With the annual estmates for the historical and future period, we can now calculate the future excess by subtracting the historical annual deaths from the future annual deaths. To simplify this calculation, I will subset the future values to only include the year 2051.

# let's compare 2011 to 2051
future.excess.annualdeaths.sf <- 
  future.annualdeaths.sf %>% 
  filter(year == 2051) %>% 
  left_join(hist.annualdeaths.sf, by = "station") %>% 
  dplyr::select(-year.x, -year.y) %>% 
  dplyr::mutate(ssp1.excess = ssp1.x - ssp1.y,
                   ssp2.excess = ssp2.x - ssp2.y,
                   ssp3.excess = ssp3.x - ssp3.y,
                   ssp4.excess = ssp4.x - ssp4.y,
                   ssp5.excess = ssp5.x - ssp5.y) %>% 
  dplyr::select_at(vars(contains("excess")))

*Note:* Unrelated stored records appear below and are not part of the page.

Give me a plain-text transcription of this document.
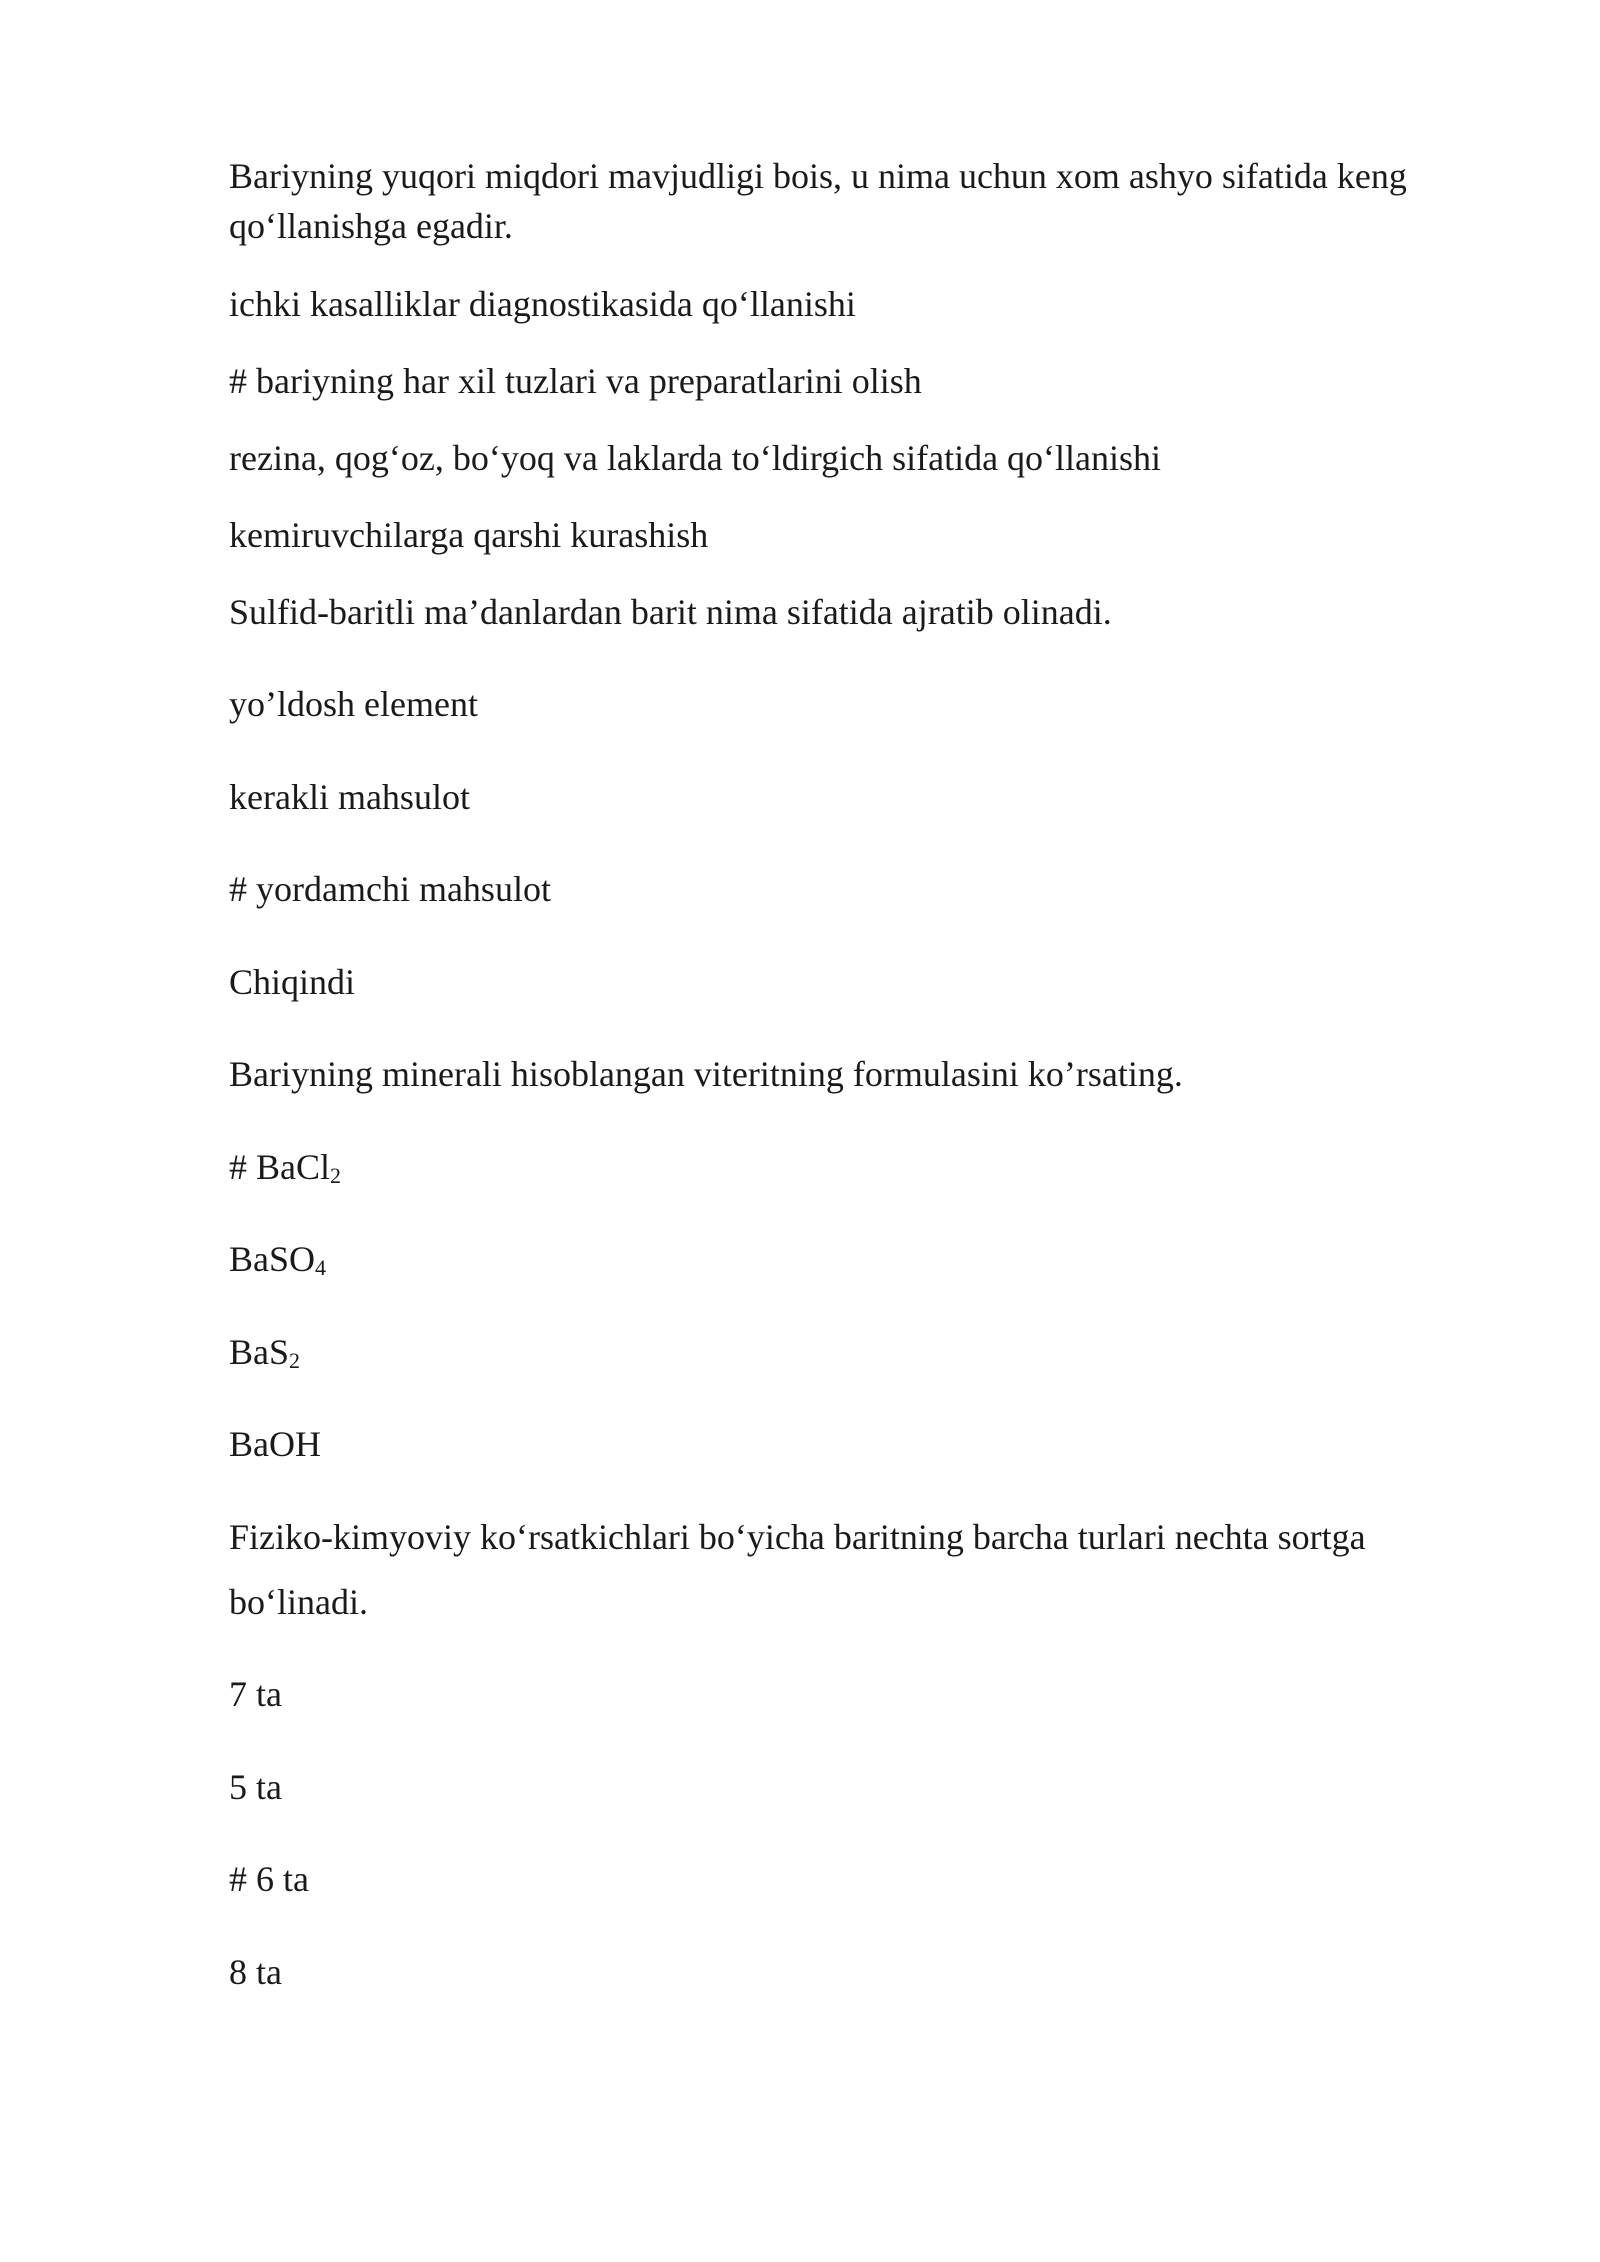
Bariyning yuqori miqdori mavjudligi bois, u nima uchun xom ashyo sifatida keng qo‘llanishga egadir.
ichki kasalliklar diagnostikasida qo‘llanishi
# bariyning har xil tuzlari va preparatlarini olish
rezina, qog‘oz, bo‘yoq va laklarda to‘ldirgich sifatida qo‘llanishi
kemiruvchilarga qarshi kurashish
Sulfid-baritli ma’danlardan barit nima sifatida ajratib olinadi.
yo’ldosh element
kerakli mahsulot
# yordamchi mahsulot
Chiqindi
Bariyning minerali hisoblangan viteritning formulasini ko’rsating.
# BaCl$_2$
BaSO$_4$
BaS$_2$
BaOH
Fiziko-kimyoviy ko‘rsatkichlari bo‘yicha baritning barcha turlari nechta sortga
bo‘linadi.
7 ta
5 ta
# 6 ta
8 ta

future.excess.annualdeaths.sf

There are increases at all stations between 2011 and 2051. The PLOS Medicine article further explored how the various forecasts in ozone, population, and mortality contributed to the excess mortality. I will not attempt to recreate these methods because I have used a hypothetical mortality rate in this calculation and I have not conducted the appropriate geospatial subsetting to obtain the local ozone concentrations within the city of interest. This article has been an excellent model for practicing forecasting and deepening my knowledge of environmental health.